La Cour était composée de :
Monsieur François GROSJEAN, Président
Monsieur Michel NAGET, Conseiller
Monsieur Hugues FOURNIER, Conseiller
qui en ont délibéré.
Greffier lors des débats : Mme Dominique COSTE.
Les parties ont été avisées que le prononcé public de la décision aurait lieu par mise à disposition au greffe le 13 Juillet 2011.
ARRÊT
Contradictoire,
Prononcé par mise à disposition au greffe le 13 Juillet 2011,
Signé par Monsieur François GROSJEAN, Président et Sylvie AUDOUBERT , greffier auquel la minute de la décision a été remise par le magistrat signataire.
EXPOSÉ DES FAITS, PROCÉDURE, PRÉTENTIONS,
Par acte sous seing privé daté du 8 février 2008, l'entreprise unipersonnelle à responsabilité limité, EURL VILLANDRY, dont le siège est à [Localité 2] (Var), représentée par son gérant, M.[G] [O], venderesse, a signé avec la société civile immobilière SCI 5 F CINQEFFE, dont le siège est à [Localité 6] (Var), représentée par son gérant, M.[W] [R], acquéreur, une promesse synallagmatique de vente d'un local commercial sis à [Localité 2], ensemble immobilier [Adresse 5], lot 416, d'une surface de 35 m², moyennant le prix de 120.000 €.
L'acquéreur a versé un dépôt de garantie de 10.000 € entre les mains du notaire chargé de la réitération authentique, M°[Y] [B], notaire au [Localité 4] (Var).

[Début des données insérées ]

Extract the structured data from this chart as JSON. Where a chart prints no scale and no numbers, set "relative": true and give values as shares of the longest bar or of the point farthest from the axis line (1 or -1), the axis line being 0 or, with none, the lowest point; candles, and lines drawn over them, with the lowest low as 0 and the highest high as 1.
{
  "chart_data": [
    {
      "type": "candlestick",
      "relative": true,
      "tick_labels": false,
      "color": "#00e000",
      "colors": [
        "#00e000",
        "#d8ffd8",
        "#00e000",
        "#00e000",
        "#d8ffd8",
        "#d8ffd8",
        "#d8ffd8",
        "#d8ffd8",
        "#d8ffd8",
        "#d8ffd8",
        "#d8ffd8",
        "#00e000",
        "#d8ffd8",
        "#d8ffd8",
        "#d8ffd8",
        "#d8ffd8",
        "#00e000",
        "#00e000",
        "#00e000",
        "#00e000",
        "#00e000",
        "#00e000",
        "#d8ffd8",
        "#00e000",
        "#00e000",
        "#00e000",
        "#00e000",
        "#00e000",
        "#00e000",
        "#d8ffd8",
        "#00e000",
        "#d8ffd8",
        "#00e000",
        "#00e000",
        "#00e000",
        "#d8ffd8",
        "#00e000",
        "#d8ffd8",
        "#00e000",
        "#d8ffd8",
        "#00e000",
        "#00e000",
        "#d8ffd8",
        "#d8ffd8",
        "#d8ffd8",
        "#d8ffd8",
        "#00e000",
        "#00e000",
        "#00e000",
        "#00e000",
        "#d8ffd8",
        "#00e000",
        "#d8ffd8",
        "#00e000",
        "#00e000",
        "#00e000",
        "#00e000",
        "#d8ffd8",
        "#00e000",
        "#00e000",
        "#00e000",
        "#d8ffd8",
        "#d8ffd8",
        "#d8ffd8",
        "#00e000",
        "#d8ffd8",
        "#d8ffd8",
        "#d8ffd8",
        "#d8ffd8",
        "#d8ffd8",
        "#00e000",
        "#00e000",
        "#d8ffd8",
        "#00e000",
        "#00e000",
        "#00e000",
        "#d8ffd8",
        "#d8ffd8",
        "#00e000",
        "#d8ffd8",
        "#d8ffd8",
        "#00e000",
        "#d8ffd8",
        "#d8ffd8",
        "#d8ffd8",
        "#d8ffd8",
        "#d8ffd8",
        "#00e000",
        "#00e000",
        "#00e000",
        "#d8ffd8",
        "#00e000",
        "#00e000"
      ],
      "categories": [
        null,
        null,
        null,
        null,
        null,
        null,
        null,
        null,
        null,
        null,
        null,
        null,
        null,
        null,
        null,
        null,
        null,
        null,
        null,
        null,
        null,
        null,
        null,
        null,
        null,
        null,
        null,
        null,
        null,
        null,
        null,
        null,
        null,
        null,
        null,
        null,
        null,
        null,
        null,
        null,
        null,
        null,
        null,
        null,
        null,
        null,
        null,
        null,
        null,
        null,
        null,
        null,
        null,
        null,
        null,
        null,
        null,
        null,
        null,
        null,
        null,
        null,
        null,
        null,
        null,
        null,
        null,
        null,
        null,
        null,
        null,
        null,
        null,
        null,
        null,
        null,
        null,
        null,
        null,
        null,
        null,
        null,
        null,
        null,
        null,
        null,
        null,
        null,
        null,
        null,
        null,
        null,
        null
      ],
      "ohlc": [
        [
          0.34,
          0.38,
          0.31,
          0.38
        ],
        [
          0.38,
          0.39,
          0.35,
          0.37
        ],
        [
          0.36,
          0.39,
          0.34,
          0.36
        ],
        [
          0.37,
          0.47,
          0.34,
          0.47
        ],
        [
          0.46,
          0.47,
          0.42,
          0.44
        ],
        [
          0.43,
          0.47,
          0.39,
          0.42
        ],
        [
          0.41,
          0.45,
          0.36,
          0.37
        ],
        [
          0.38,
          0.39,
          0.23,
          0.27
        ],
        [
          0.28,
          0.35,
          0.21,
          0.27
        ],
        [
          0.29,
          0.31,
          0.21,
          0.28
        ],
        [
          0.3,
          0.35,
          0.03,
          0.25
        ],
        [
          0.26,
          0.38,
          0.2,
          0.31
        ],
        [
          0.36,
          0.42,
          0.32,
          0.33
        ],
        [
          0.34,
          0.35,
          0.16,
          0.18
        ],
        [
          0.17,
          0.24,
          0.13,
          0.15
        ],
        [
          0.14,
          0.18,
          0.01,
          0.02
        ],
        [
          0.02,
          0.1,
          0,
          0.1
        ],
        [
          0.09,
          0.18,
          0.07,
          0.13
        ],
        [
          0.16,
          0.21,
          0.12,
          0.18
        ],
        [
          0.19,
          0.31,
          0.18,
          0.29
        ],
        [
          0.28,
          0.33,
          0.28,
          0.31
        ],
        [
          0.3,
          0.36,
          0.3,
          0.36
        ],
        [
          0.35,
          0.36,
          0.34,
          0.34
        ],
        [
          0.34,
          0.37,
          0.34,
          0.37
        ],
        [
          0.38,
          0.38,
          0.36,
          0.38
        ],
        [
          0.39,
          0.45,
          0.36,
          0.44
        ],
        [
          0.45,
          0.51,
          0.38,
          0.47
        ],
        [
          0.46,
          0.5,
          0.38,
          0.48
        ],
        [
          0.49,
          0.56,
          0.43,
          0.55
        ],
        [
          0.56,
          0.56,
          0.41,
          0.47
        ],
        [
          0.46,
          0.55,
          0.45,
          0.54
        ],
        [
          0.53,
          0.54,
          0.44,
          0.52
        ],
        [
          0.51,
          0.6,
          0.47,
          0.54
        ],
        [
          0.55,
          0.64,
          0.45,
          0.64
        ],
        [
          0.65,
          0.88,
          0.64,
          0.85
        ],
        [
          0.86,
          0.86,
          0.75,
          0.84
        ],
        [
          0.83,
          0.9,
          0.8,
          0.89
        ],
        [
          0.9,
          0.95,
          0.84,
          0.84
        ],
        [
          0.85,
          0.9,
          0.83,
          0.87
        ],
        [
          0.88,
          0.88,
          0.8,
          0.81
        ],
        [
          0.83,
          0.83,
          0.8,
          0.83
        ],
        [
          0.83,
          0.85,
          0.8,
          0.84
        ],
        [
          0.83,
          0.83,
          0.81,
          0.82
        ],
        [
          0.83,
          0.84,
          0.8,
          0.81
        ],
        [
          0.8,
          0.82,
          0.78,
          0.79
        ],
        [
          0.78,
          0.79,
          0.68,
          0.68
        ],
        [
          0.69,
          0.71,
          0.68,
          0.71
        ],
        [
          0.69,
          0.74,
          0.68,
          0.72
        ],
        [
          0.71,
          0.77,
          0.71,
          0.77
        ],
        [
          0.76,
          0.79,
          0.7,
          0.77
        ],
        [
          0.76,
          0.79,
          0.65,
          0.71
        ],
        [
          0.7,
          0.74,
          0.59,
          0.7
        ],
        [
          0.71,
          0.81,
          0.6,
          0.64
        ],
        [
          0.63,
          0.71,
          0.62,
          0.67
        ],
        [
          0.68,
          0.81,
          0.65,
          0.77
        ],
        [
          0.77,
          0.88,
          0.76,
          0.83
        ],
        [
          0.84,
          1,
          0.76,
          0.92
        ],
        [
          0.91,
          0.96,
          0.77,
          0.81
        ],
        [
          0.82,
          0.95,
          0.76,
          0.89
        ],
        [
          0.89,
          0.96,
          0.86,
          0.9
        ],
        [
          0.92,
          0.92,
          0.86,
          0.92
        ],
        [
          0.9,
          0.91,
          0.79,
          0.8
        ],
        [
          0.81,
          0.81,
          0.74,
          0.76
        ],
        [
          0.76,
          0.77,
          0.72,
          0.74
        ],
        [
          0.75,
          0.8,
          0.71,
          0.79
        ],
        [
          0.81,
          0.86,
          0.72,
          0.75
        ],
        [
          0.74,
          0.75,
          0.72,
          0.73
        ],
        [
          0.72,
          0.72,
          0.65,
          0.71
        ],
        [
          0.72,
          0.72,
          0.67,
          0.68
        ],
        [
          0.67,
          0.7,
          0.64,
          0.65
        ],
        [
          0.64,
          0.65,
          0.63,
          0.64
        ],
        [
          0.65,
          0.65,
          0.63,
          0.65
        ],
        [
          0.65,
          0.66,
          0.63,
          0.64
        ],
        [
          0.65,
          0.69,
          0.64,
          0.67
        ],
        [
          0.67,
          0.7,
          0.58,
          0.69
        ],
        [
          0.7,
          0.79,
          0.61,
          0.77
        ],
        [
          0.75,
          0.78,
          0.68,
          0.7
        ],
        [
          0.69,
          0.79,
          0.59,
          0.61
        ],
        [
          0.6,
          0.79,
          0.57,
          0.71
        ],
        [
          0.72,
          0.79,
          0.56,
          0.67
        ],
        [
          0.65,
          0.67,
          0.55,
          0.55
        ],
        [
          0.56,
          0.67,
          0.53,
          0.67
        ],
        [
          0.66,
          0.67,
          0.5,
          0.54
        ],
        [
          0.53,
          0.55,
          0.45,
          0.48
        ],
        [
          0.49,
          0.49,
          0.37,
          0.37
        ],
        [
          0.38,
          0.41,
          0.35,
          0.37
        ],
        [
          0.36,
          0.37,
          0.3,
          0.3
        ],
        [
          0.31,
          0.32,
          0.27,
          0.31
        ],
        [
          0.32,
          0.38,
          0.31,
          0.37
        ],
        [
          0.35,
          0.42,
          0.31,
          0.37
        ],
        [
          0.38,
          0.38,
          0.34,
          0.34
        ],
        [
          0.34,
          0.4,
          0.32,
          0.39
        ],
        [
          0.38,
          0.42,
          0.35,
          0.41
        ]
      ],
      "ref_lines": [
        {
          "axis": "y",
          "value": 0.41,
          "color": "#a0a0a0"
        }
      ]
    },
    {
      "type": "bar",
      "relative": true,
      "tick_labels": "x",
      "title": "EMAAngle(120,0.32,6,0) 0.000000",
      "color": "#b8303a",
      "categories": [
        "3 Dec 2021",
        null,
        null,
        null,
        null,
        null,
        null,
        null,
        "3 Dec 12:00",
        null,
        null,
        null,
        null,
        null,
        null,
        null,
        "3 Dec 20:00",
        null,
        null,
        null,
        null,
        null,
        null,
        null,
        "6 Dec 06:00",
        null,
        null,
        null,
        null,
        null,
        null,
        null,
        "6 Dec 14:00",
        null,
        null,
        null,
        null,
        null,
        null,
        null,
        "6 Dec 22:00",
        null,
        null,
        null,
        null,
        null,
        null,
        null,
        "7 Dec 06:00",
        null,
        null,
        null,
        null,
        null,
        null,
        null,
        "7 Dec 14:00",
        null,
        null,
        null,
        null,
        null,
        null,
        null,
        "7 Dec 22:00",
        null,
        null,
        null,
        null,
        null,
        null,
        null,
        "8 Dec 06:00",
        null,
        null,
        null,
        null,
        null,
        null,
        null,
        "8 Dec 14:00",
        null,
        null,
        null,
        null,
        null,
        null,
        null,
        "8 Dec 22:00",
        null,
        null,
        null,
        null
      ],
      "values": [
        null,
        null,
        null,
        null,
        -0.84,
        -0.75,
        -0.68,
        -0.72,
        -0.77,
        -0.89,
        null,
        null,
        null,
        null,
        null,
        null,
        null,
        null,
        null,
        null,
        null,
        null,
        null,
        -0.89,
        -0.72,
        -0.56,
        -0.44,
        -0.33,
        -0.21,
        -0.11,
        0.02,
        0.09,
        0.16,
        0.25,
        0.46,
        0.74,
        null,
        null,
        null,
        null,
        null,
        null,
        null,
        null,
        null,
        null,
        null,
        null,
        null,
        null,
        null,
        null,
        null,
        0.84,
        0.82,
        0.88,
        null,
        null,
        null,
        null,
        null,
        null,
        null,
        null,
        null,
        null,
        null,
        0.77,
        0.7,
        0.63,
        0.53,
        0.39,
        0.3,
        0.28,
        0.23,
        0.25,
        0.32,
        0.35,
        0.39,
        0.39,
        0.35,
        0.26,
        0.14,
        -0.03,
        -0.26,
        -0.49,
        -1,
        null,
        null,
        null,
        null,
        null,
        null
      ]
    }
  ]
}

Il était prévu une condition suspensive de l'obtention d'un prêt et une condition suspensive particulière d'autorisation de levée d'inaliénabilité des murs et du fonds de commerce par le tribunal de commerce de Saint Tropez.
Le 24 juillet 2008 M°[B] dressera un procès verbal de difficultés, constatant que la SCI Cinqeffe ne voulait pas signer l'acte de vente.
Le 4 septembre 2008, l'Eurl Villandry a fait assigner la société civile 5F Cinqeffe devant le tribunal de grande instance de Draguignan aux fins de la voir condamner à lui payer l'indemnité de 18.000 € prévue au contrat.
Le 27 novembre 2008, la société civile 5F Cinqeffe a fait appeler M°[B] à l'instance.
Par jugement en date du 28 septembre 2010, le tribunal de grande instance de Draguignan a
- dit que la société Cinqeffe est responsable du fait que la vente prévue par le compromis du 8 février 2008 ne soit pas intervenue,
- condamné la société Cinqeffe à payer à la société Villandry la somme de 18.000 € avec intérêts au taux légal à compter de ce jour,
- condamné la société Cinqeffe à payer à la société Villandry la somme de 1.500 € au titre de l'article 700 du code de procédure civile,
- dit n'y avoir lieu à exécution provisoire,
- débouté les parties de leurs demandes plus amples ou contraires,
- condamné la société Cinqeffe aux entiers dépens, avec distraction au profit de M°François AUBERT et de la SCP LOUSTAUNAU FORNO, avocats conformément aux dispositions de l'article 699 du code de procédure civile.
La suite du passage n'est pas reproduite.